Eric Sung's photography Project, Documenting Place as Witness, is part of a larger interdisciplinary project which focuses on stories of isolation, healing, and solidarity in Providence during the pandemic. The project weaves photographic images, stories, and dialogue grounded in the themes of Commemoration and Legacy. These works draw upon the Arts of Community Renewal, an interdisciplinary project led by Eric Sung, along with his colleagues Tuba Agartan and Nicholas Longo, which integrate team taught courses on art, public health, and community engagement with photography and stories of local artists and community leaders on their experiences with and responses to the pandemic. The project is designed to present and discuss how the role of photographers, arts, artists, and stories gathered from the community in a core area of public health-response to the pandemic for community renewal and healing.

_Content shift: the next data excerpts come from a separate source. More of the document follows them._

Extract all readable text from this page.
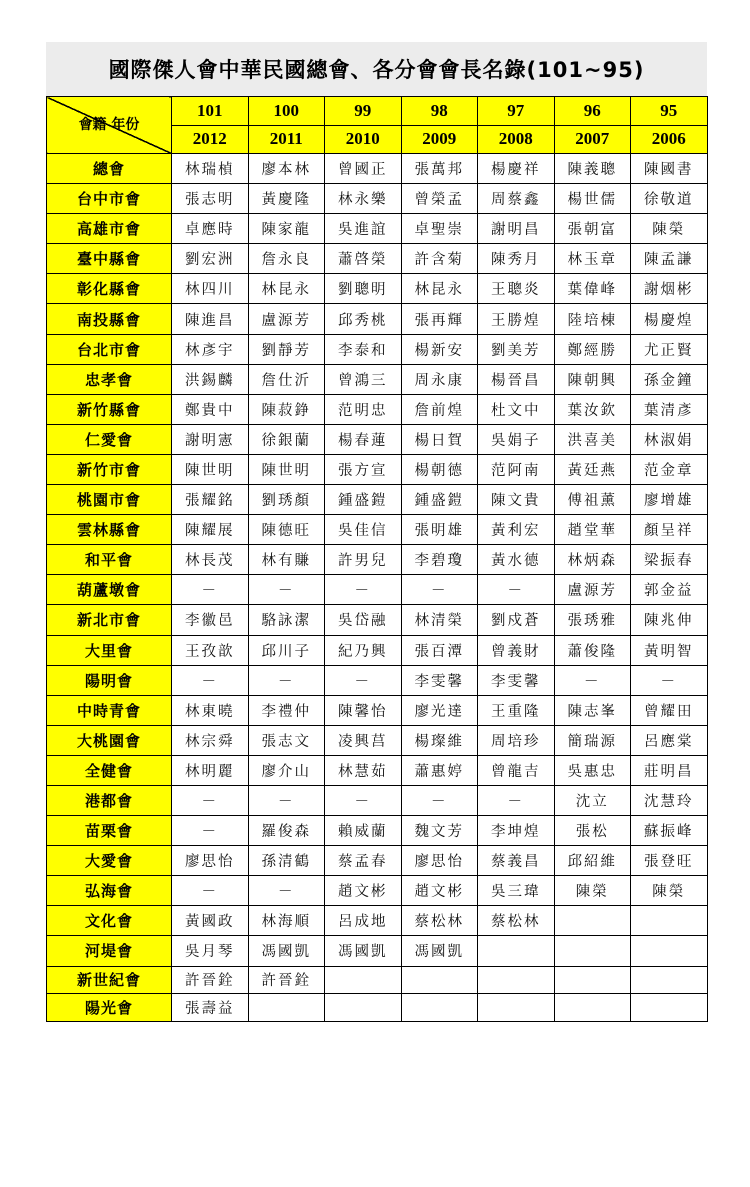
國際傑人會中華民國總會、各分會會長名錄(101~95)
會籍 年份	101	100	99	98	97	96	95
	2012	2011	2010	2009	2008	2007	2006
總會	林瑞楨	廖本林	曾國正	張萬邦	楊慶祥	陳義聰	陳國書
台中市會	張志明	黃慶隆	林永樂	曾榮孟	周蔡鑫	楊世儒	徐敬道
高雄市會	卓應時	陳家龍	吳進誼	卓聖崇	謝明昌	張朝富	陳榮
臺中縣會	劉宏洲	詹永良	蕭啓榮	許含菊	陳秀月	林玉章	陳孟謙
彰化縣會	林四川	林昆永	劉聰明	林昆永	王聰炎	葉偉峰	謝烟彬
南投縣會	陳進昌	盧源芳	邱秀桃	張再輝	王勝煌	陸培棟	楊慶煌
台北市會	林彥宇	劉靜芳	李泰和	楊新安	劉美芳	鄭經勝	尤正賢
忠孝會	洪錫麟	詹仕沂	曾鴻三	周永康	楊晉昌	陳朝興	孫金鐘
新竹縣會	鄭貴中	陳菽錚	范明忠	詹前煌	杜文中	葉汝欽	葉清彥
仁愛會	謝明憲	徐銀蘭	楊春蓮	楊日賀	吳娟子	洪喜美	林淑娟
新竹市會	陳世明	陳世明	張方宣	楊朝德	范阿南	黃廷燕	范金章
桃園市會	張耀銘	劉琇顏	鍾盛鎧	鍾盛鎧	陳文貴	傅祖薰	廖增雄
雲林縣會	陳耀展	陳德旺	吳佳信	張明雄	黃利宏	趙堂華	顏呈祥
和平會	林長茂	林有賺	許男兒	李碧瓊	黃水德	林炳森	梁振春
葫蘆墩會	－	－	－	－	－	盧源芳	郭金益
新北市會	李徽邑	駱詠潔	吳岱融	林清榮	劉戍蒼	張琇雅	陳兆伸
大里會	王孜歆	邱川子	紀乃興	張百潭	曾義財	蕭俊隆	黃明智
陽明會	－	－	－	李雯馨	李雯馨	－	－
中時青會	林東曉	李禮仲	陳馨怡	廖光達	王重隆	陳志峯	曾耀田
大桃園會	林宗舜	張志文	凌興莒	楊璨維	周培珍	簡瑞源	呂應棠
全健會	林明麗	廖介山	林慧茹	蕭惠婷	曾龍吉	吳惠忠	莊明昌
港都會	－	－	－	－	－	沈立	沈慧玲
苗栗會	－	羅俊森	賴威蘭	魏文芳	李坤煌	張松	蘇振峰
大愛會	廖思怡	孫清鶴	蔡孟春	廖思怡	蔡義昌	邱紹維	張登旺
弘海會	－	－	趙文彬	趙文彬	吳三瑋	陳榮	陳榮
文化會	黃國政	林海順	呂成地	蔡松林	蔡松林		
河堤會	吳月琴	馮國凱	馮國凱	馮國凱			
新世紀會	許晉銓	許晉銓					
陽光會	張壽益						
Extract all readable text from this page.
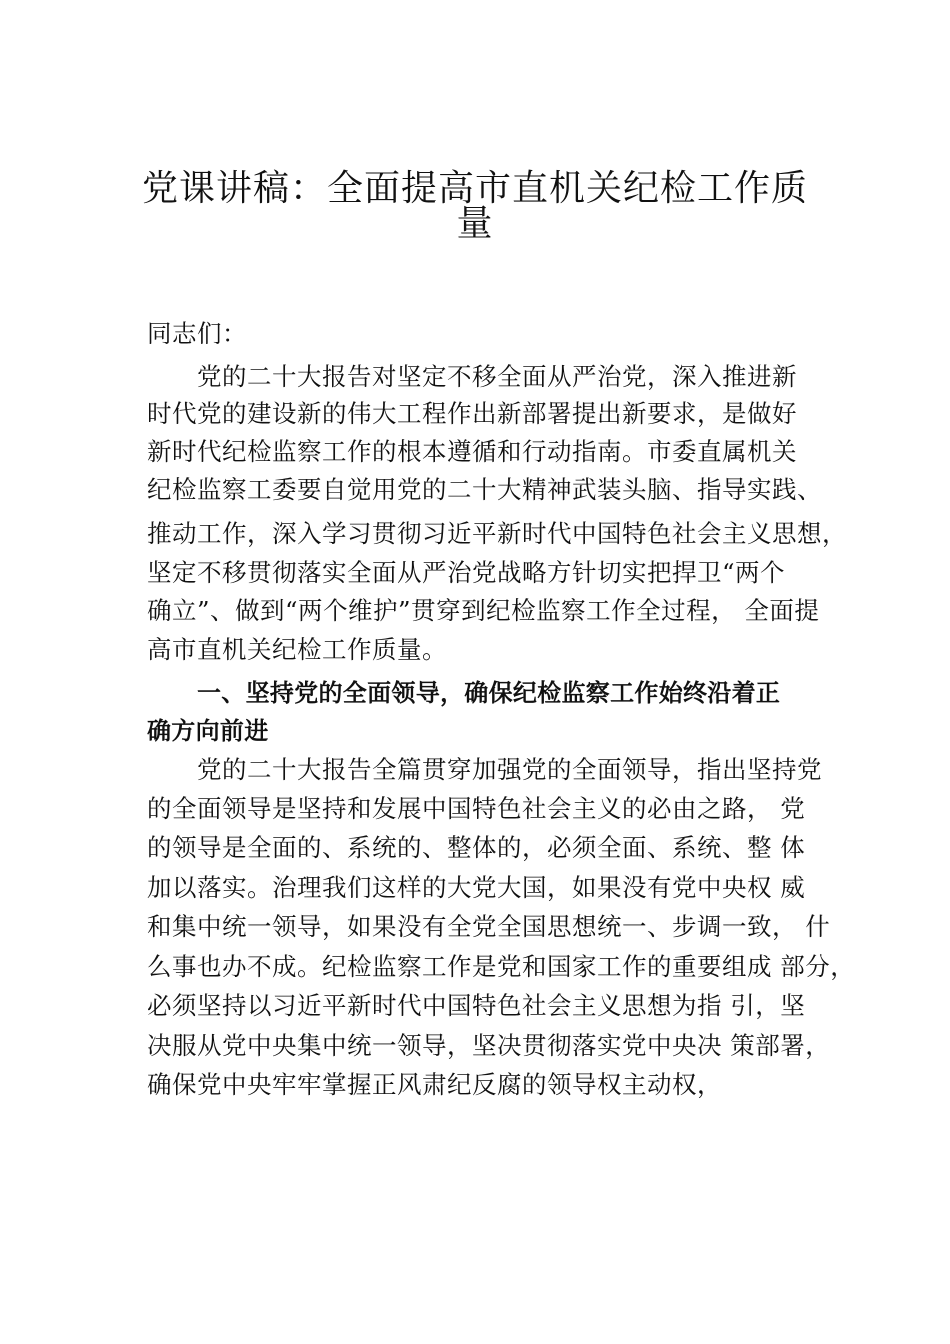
党课讲稿：全面提高市直机关纪检工作质
量
同志们：
党的二十大报告对坚定不移全面从严治党，深入推进新
时代党的建设新的伟大工程作出新部署提出新要求，是做好
新时代纪检监察工作的根本遵循和行动指南。市委直属机关
纪检监察工委要自觉用党的二十大精神武装头脑、指导实践、
推动工作，深入学习贯彻习近平新时代中国特色社会主义思想，
坚定不移贯彻落实全面从严治党战略方针切实把捍卫“两个
确立”、做到“两个维护”贯穿到纪检监察工作全过程， 全面提
高市直机关纪检工作质量。
一、坚持党的全面领导，确保纪检监察工作始终沿着正
确方向前进
党的二十大报告全篇贯穿加强党的全面领导，指出坚持党
的全面领导是坚持和发展中国特色社会主义的必由之路， 党
的领导是全面的、系统的、整体的，必须全面、系统、整 体
加以落实。治理我们这样的大党大国，如果没有党中央权 威
和集中统一领导，如果没有全党全国思想统一、步调一致， 什
么事也办不成。纪检监察工作是党和国家工作的重要组成 部分，
必须坚持以习近平新时代中国特色社会主义思想为指 引，坚
决服从党中央集中统一领导，坚决贯彻落实党中央决 策部署，
确保党中央牢牢掌握正风肃纪反腐的领导权主动权，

This interdisciplinary art project aimed to create commons for community renewal and healing includes photography exhibition, dialogue process, and panel discussion. The first phase of this work was exhibited at the newly renovated community exhibition venue, Providence Public Library (PPL) as part of PVD Fest 2021. This participatory photography project will continue to expand in other locations including Providence and other communities in New England. The photographs made by Eric Sung was shared with the community and included in the permanent archives, along with corresponding quotes from our interviews in a location in Providence. The exhibition location was discussed and finalized with community leaders and college students. The project aims to curate a final exhibition and digital repository for this interdisciplinary work.
The project design puts arts at the center of the research question and identifies the role of arts, artists, and stories gathered from the community in a core area of public health- response to infectious disease outbreaks.
The project continues with ongoing efforts to document the experiences of the pandemic (including the stages of recovery) through classes at the college, along with analysis of the interviews conducted and then addition of new photography works and arts and interviews as part of our commitment to research and document the experience of artists and community members during all stages of the pandemic.